Temari sighed. "Come on. Let's go back and get dessert."

"No! I'm not eating your nasuea inducing brownies." Gaara snarled.

"Fine. You can have my cupcakes then." Temari said.

"Yay! Cupcakes! Brownies!" Kankuro shouted happily.

"Why don't you ever shut up?" Gaara asked, elbowing him in the stoamche.

"Owie!"

10 Minutes Later

The siblings were back at their blanket. Kankuro was eating cupcakes and brownies with alarming speed as his brother stared at him in disgust.

"How many cupcakes do you need?" he asked.

Kankuro shrugged and continued eating.

Temari sighed. "Gaara, don't be mean to your brother. He's just hungry."

"Hungry my ass!" Gaara snapped.

Kankuro reamined oblivious to their argument. "Wow! These are sooooo good!"

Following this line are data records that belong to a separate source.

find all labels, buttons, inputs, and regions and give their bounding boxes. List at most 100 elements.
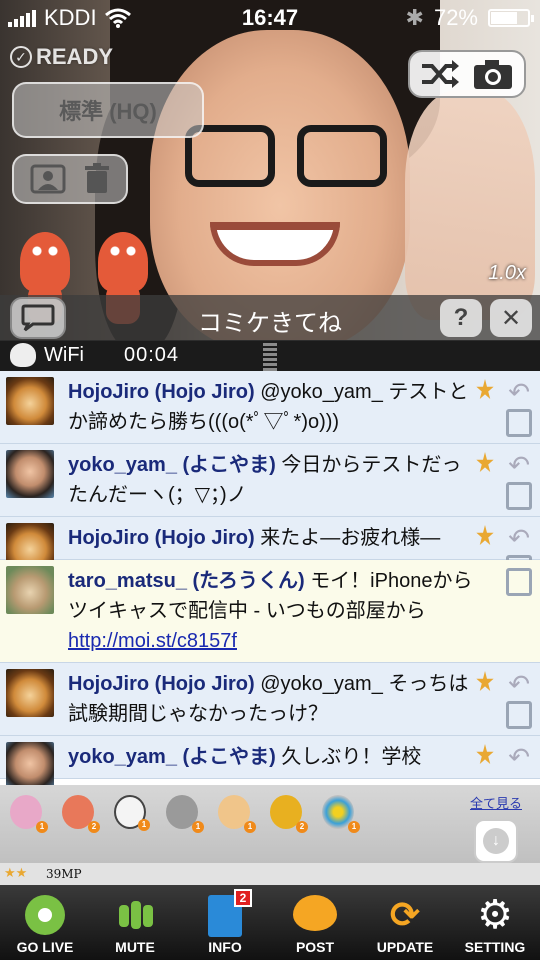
tab-label: GO LIVE: [16, 939, 74, 955]
notification-badge: 2: [234, 889, 252, 907]
scroll-down-button[interactable]: ↓: [474, 819, 518, 863]
stars-icon: ★★: [4, 865, 28, 880]
arrow-down-icon: ↓: [483, 828, 509, 854]
comment-link[interactable]: http://moi.st/c8157f: [68, 630, 237, 652]
comment-row[interactable]: HojoJiro (Hojo Jiro) @yoko_yam_ テストとか諦めた…: [0, 371, 540, 444]
see-all-link[interactable]: 全て見る: [470, 793, 522, 812]
tab-bar: GO LIVE MUTE 2 INFO POST ⟳ UPDATE ⚙ SETT…: [0, 885, 540, 960]
close-button[interactable]: ✕: [490, 299, 532, 337]
video-person-glasses: [185, 125, 395, 195]
stamp-count: 2: [296, 821, 308, 833]
setting-icon: ⚙: [477, 893, 513, 937]
elapsed-time: 00:04: [124, 344, 180, 366]
avatar[interactable]: [6, 742, 54, 785]
broadcast-info-bar: WiFi 00:04: [0, 341, 540, 371]
reply-icon[interactable]: ↶: [508, 523, 530, 553]
tab-label: POST: [295, 939, 335, 955]
stamp-count: 1: [244, 821, 256, 833]
battery-icon: [488, 9, 534, 27]
tab-label: SETTING: [464, 939, 526, 955]
ready-indicator: ✓ READY: [10, 44, 113, 70]
stamp-fireworks-icon[interactable]: 1: [322, 795, 360, 833]
stamp-count: 1: [36, 821, 48, 833]
stamp-clap-icon[interactable]: 1: [218, 795, 256, 833]
comment-author[interactable]: yoko_yam_ (よこやま): [68, 454, 276, 476]
stamp-bar: 1 2 1 1 1 2 1 全て見る ↓: [0, 785, 540, 863]
background-image-controls: [12, 154, 128, 204]
reply-icon[interactable]: ↶: [508, 377, 530, 407]
stamp-party-popper-icon[interactable]: 2: [270, 795, 308, 833]
reply-icon[interactable]: ↶: [508, 450, 530, 480]
info-icon: 2: [208, 889, 252, 937]
status-bar: KDDI 16:47 ✱ 72%: [0, 0, 540, 36]
audio-level-icon: [263, 343, 277, 371]
comment-author[interactable]: yoko_yam_ (よこやま): [68, 746, 276, 768]
avatar[interactable]: [6, 566, 54, 614]
stamp-coin-icon[interactable]: 1: [166, 795, 204, 833]
medal-icon: [476, 525, 494, 546]
camera-switch-button[interactable]: [408, 50, 526, 98]
medal-icon: [476, 744, 494, 765]
shuffle-icon: [422, 60, 459, 88]
mp-value: 39MP: [46, 867, 82, 881]
medal-icon: [476, 379, 494, 400]
tab-mute[interactable]: MUTE: [90, 885, 180, 960]
lightbulb-icon: ?: [453, 304, 469, 331]
reply-icon[interactable]: ↶: [508, 669, 530, 699]
stamp-count: 1: [192, 821, 204, 833]
comment-row[interactable]: yoko_yam_ (よこやま) 久しぶり！学校 ↶: [0, 736, 540, 785]
comment-row[interactable]: taro_matsu_ (たろうくん) モイ！iPhoneからツイキャスで配信中…: [0, 560, 540, 663]
trash-icon[interactable]: [506, 568, 532, 596]
battery-percent: 72%: [433, 5, 478, 30]
stamp-mascot-icon[interactable]: 2: [62, 795, 100, 833]
tab-label: INFO: [208, 939, 242, 955]
comment-row[interactable]: HojoJiro (Hojo Jiro) @yoko_yam_ そっちは試験期間…: [0, 663, 540, 736]
video-preview[interactable]: ✓ READY 標準 (HQ) 1.0x: [0, 0, 540, 340]
tab-post[interactable]: POST: [270, 885, 360, 960]
image-icon[interactable]: [30, 164, 66, 194]
check-icon: ✓: [10, 46, 32, 68]
comment-author[interactable]: HojoJiro (Hojo Jiro): [68, 527, 255, 549]
go-live-icon: [25, 895, 65, 935]
quality-label: 標準 (HQ): [59, 99, 157, 124]
tab-setting[interactable]: ⚙ SETTING: [450, 885, 540, 960]
comment-row[interactable]: HojoJiro (Hojo Jiro) 来たよ—お疲れ様— ↶: [0, 517, 540, 583]
trash-icon[interactable]: [506, 482, 532, 510]
close-icon: ✕: [500, 304, 522, 332]
comment-author[interactable]: HojoJiro (Hojo Jiro): [68, 673, 255, 695]
reply-icon[interactable]: ↶: [508, 742, 530, 772]
trash-icon[interactable]: [506, 409, 532, 437]
mute-icon: [113, 895, 157, 935]
medal-icon: [476, 452, 494, 473]
video-person-hand: [405, 90, 535, 320]
mp-bar: ★★ 39MP: [0, 863, 540, 885]
comment-author[interactable]: HojoJiro (Hojo Jiro): [68, 381, 255, 403]
hint-button[interactable]: ?: [440, 299, 482, 337]
tab-label: MUTE: [115, 939, 155, 955]
zoom-level: 1.0x: [488, 262, 526, 284]
quality-button[interactable]: 標準 (HQ): [12, 82, 204, 138]
network-label: WiFi: [44, 344, 84, 366]
stamp-count: 2: [88, 821, 100, 833]
bird-icon: [10, 343, 36, 367]
update-icon: ⟳: [389, 894, 421, 935]
stamp-count: 1: [138, 819, 150, 831]
tab-info[interactable]: 2 INFO: [180, 885, 270, 960]
comment-author[interactable]: taro_matsu_ (たろうくん): [68, 570, 305, 592]
trash-icon[interactable]: [506, 701, 532, 729]
avatar[interactable]: [6, 669, 54, 717]
comment-row[interactable]: yoko_yam_ (よこやま) 今日からテストだったんだーヽ(；▽；)ノ ↶: [0, 444, 540, 517]
trash-icon[interactable]: [84, 163, 110, 195]
medal-icon: [476, 671, 494, 692]
tab-update[interactable]: ⟳ UPDATE: [360, 885, 450, 960]
stamp-bear-icon[interactable]: 1: [10, 795, 48, 833]
comment-list[interactable]: HojoJiro (Hojo Jiro) @yoko_yam_ テストとか諦めた…: [0, 371, 540, 785]
avatar[interactable]: [6, 450, 54, 498]
mascot-right: [98, 232, 148, 324]
tab-label: UPDATE: [376, 939, 434, 955]
stamp-count: 1: [348, 821, 360, 833]
stamp-penguin-icon[interactable]: 1: [114, 795, 150, 831]
camera-icon: [474, 60, 512, 89]
tab-go-live[interactable]: GO LIVE: [0, 885, 90, 960]
avatar[interactable]: [6, 377, 54, 425]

"Fat and stupid." commented Gaara.

Temari whacked him.

"Ow!" Gaara growled, shoving the paper plate full of potatoe salad into his sister's face. "Muahahahaha!: he laughed manically as the salad slowly dripped off her face.

Kankuro stuck a finger in the salad on Temari's face and stucki it in his mouth.

"Yuck! It's even worse Temari flavored." Kankuro spit out the salad.

Temari's face turned red with anger.

"Your face is really red!" Kankuro noted, poking her face.

Temari lunged at Kankuro, whipping out her fan.

"AHHHHHHHHH!" scramed Kankuro rather girlishly as Temari started beating him with the fan.

"No more picnics! No more picnics!" Temari shouted, continuing her rage parade.

Gaara laughed and sipped a vat of butterfly blood.